Хотя, в общем-то, так ли уж важно, какая из историй приключилась – та или эта. Куда важнее – и я чувствую это всем своим существом – в одиночестве вслушиваться в суровое, напряженное безмолвие вокруг, пытаясь что-то преобразить, написать между строками, проникнуть в них, сломать их и возродить. Это что-то, неизменно маячившее перед глазами, терпеливо вело все к последней точке.
История о враждебном дагерротипе
Верх этой мраморной лестницы я не могу различить, так как его заволокло мглой. А на лестнице, возле белой железной калитки, стоит мальчик, на его матросской шапочке большими золотыми буквами выведено: «Redoutable»[6]. На всем белом свете только и есть эта мраморная лестница и мальчик.
Не ведаю, что это за место. Но прихожая такая же, как и в те времена: два ковра на полу, разделенные узким проливом из плиток, и книжный шкаф в углу с его запыленными стражами снаружи; портреты под стеклом, которые еще в ту пору предпринимали попытку пошевелиться – изменить положение руки или учтивее обычного улыбнуться в надежде, что кто-либо задержит на них взгляд и этим воспрепятствует их каждодневному испарению, что и является забвением; а в глубине – темное сокровище. Но самое главное – вглядитесь в портрет моего кузена Элисео, висящий на стене около выступа, напоминающего башню (на месте бывшего здесь потайного хода, о котором говорили: «Сегодня мы наверняка отыщем его, это уж точно», и так день за днем, хотя так и не отыскали его никогда) – там была еще дверца, синяя, как в Большой Пизанской Башне.
В старомодной матросской шапочке, черной и без надписи, спиной к серому простору моря и ветра, в тумане, сотканном из тончайших металлических волокон (знать бы, откуда он взялся), так далеко от родной реки Альмендарес[7], маячит фигура моего кузена. В то время (в какое?) нам было хорошо известно, что это сделанный по заказу портрет. Песок, море и воздух были одним живописным полотном, лодка – другим, а стоявшая впереди фигура моего кузена завершала композицию портрета, с бесспорной мастеровитостью выполненного мосье Хуаном, фотографом. В те поры мы знали, где начало и где конец грезы.

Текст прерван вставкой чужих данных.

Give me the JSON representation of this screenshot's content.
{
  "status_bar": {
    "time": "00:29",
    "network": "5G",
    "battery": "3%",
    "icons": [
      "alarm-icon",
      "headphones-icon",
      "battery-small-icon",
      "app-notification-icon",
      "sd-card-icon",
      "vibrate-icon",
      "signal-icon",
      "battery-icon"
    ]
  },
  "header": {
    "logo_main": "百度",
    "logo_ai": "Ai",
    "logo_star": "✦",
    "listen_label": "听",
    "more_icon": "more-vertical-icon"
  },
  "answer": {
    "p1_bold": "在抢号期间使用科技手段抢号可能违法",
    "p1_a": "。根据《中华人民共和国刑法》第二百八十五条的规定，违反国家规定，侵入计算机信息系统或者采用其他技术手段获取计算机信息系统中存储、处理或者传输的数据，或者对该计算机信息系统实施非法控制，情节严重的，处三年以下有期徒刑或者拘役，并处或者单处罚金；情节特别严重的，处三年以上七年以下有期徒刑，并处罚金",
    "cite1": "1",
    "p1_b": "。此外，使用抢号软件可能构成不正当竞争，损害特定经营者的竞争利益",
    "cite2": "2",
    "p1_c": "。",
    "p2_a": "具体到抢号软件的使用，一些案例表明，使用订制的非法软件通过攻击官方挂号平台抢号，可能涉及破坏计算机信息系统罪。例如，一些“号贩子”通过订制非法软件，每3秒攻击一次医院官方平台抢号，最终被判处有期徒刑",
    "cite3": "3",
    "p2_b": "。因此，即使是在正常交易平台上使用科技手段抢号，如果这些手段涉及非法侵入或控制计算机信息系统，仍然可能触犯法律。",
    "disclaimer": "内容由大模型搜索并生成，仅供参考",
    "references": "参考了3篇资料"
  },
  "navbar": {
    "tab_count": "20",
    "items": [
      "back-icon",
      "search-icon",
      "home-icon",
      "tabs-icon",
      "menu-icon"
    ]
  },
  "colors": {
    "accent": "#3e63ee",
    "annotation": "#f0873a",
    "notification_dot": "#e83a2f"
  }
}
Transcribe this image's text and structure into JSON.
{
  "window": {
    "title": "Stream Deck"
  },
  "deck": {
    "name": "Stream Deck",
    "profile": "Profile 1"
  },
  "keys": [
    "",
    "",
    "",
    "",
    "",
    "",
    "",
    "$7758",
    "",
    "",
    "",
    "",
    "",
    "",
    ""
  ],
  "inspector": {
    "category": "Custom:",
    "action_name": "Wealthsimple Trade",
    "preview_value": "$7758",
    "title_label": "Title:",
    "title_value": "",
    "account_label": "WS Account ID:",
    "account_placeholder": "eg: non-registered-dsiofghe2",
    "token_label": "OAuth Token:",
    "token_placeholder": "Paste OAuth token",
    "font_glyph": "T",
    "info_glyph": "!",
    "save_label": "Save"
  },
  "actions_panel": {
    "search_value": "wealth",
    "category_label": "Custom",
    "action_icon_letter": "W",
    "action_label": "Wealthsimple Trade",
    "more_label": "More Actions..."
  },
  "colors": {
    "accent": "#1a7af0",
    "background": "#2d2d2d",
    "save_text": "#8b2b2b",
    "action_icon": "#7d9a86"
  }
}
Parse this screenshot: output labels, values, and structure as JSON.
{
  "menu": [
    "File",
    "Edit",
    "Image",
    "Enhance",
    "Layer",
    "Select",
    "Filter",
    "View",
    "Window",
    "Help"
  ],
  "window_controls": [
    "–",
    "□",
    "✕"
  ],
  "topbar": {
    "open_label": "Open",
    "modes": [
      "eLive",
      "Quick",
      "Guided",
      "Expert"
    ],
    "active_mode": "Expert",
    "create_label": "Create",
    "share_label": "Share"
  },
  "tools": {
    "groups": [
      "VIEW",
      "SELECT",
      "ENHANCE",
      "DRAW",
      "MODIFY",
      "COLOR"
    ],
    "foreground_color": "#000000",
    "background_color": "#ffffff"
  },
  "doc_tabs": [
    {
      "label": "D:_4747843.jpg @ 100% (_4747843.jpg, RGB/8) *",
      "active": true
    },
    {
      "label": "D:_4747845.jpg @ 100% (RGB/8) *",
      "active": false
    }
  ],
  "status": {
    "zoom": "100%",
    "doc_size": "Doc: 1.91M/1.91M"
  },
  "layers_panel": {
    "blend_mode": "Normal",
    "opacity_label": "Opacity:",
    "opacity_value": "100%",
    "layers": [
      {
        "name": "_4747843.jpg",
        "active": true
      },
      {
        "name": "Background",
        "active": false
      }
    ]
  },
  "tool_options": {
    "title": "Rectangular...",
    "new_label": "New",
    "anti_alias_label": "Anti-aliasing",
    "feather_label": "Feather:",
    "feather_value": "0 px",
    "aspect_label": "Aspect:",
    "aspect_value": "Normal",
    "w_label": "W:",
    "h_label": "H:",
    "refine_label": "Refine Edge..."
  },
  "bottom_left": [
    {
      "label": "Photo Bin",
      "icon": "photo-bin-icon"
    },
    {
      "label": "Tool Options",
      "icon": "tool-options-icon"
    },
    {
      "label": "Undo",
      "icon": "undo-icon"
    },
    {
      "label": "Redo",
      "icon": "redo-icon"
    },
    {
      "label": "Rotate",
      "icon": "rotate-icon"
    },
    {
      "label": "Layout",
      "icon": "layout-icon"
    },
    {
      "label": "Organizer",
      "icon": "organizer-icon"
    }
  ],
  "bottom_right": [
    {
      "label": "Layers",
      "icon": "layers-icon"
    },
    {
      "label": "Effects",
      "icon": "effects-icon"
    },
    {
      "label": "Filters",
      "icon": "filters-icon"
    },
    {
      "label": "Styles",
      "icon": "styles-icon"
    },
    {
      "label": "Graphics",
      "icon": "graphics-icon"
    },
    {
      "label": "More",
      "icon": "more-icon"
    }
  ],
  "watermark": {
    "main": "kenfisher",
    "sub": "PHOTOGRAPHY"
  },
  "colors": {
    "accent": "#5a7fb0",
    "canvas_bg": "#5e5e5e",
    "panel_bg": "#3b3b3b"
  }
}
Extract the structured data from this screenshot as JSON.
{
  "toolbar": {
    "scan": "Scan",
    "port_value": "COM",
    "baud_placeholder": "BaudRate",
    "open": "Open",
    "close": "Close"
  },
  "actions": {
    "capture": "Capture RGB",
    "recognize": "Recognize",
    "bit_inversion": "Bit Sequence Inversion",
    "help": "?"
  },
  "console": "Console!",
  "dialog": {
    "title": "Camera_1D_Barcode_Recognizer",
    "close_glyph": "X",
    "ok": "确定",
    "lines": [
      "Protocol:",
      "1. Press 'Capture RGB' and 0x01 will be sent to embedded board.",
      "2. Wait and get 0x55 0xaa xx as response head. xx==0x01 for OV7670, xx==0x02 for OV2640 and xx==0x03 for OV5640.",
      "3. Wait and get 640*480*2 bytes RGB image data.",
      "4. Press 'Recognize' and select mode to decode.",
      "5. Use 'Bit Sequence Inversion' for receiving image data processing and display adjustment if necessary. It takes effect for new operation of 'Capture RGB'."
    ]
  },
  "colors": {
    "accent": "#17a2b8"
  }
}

Да вот только судите сами: дом пуст, никто в нем не живет, разве что темнота. В те поры его переполняли тысячи звуков, тысячи отблесков, сходившихся в этом месте свидетельством того, что все здесь бодрствуют, глаза у всех открыты, переполнены светом грез. А сейчас здесь, наоборот, царит лишь темное безмолвие, в котором мы молча беседуем – образ и я, ты, образ, и я, взывающий в этом одиноком, покинутом всеми уголке к тем, кто начеку, к тем, кто жив, кто не спит, но грезит. Что это – слышатся шаги? Кто-то находился все это время у дверей. И вот сейчас слышны его легкие, вкрадчивые шаги. Позвольте сказать вам, откуда они доносятся – от входа: по белому мраморному полу они скользят между темной мебелью, между двумя бесконечными дорогами зеркал. Я утверждаю: по другую сторону двери есть коридор, кто-то приблизился к этому месту, чтобы поговорить со мной, кто-то пришел со мной повидаться.
Вот он уже в двери – смотрите. Этот мальчик – я, в дверях я, мальчик, и мне шесть лет. Вот он – мой костюмчик шестилетнего, вот она – моя шапка шестилетнего, вот оно – мое тело шестилетнего, вот она – моя кровь и плоть шестилетнего. Мне бы уйти, мне бы убежать отсюда – не должны мы встречаться лицом к лицу.